Last month, we discussed Sherwood Partners, Inc., Assignee for the Benefit of Creditors of International Thinklink Corporation v. Lycos, Inc., 394 Fed11198 (9th Cir. 2005). In that case, the Ninth Circuit Court of Appeals, by a divided court, held that a state statute authorizing an assignee for the benefit of creditors to void a preferential transfer is preempted by the federal Bankruptcy Code. This month, we discuss the ruling in depth.

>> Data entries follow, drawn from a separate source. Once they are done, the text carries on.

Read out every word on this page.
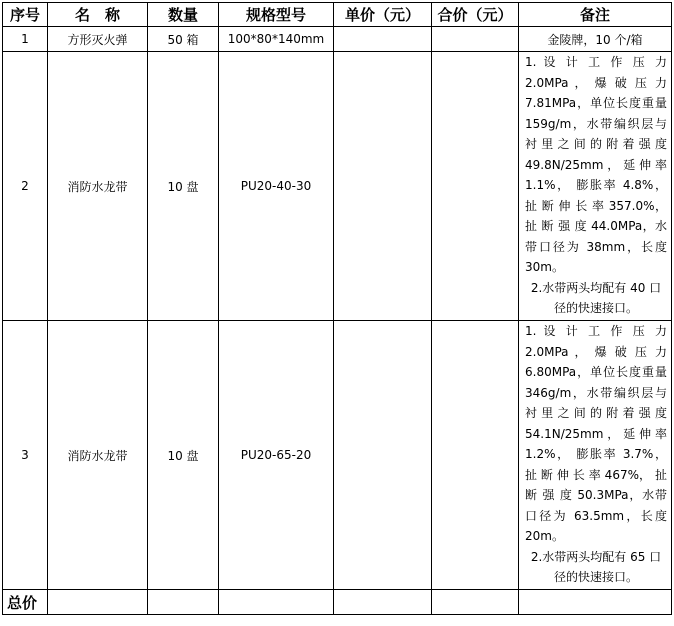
序号	名　称	数量	规格型号	单价（元）	合价（元）	备注
1	方形灭火弹	50 箱	100*80*140mm			金陵牌，10 个/箱
2	消防水龙带	10 盘	PU20-40-30			1. 设 计 工 作 压 力 2.0MPa ， 爆 破 压 力 7.81MPa，单位长度重量 159g/m，水带编织层与衬里之间的附着强度 49.8N/25mm，延伸率 1.1%， 膨胀率 4.8%， 扯 断 伸 长 率 357.0%， 扯 断 强 度 44.0MPa，水带口径为 38mm，长度 30m。
2.水带两头均配有 40 口径的快速接口。

3	消防水龙带	10 盘	PU20-65-20			1. 设 计 工 作 压 力 2.0MPa ， 爆 破 压 力 6.80MPa，单位长度重量 346g/m，水带编织层与衬里之间的附着强度 54.1N/25mm，延伸率 1.2%， 膨胀率 3.7%， 扯 断 伸 长 率 467%， 扯 断 强 度 50.3MPa，水带口径为 63.5mm，长度 20m。
2.水带两头均配有 65 口径的快速接口。

总价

The Ninth Circuit's Decision

The Ninth Circuit majority based its ruling that Cal. Civ. Proc. Code ' 1800 (C.C.P. ' 1800) is preempted by federal bankruptcy law on the holding that “statutes that give state assignees or trustees avoidance powers beyond those that may be exercised by individual creditors trench too close upon the exercise of the federal bankruptcy power.” Sherwood, 394 F.3d at 1205. The Ninth Circuit majority's opinion is also based on its holding that, like state discharge laws that intrude upon federal bankruptcy law, “state statutes that implicate the federal bankruptcy law's other major goal, namely equitable distribution,” are preempted. See Sherwood, 394 F.3d at 1203. The Ninth Circuit majority's theory is that any state law that advances a goal of the federal bankruptcy law is necessarily preempted. The majority reasoned that because the federal bankruptcy law preempts state statutes that discharge the debtor from debt in furtherance of the bankruptcy fresh start goal, a state statute for voiding preferential transfers must also be preempted by the federal law because both further the goal of equitable distribution to creditors. See Sherwood, 394 F.3d at 1203-05.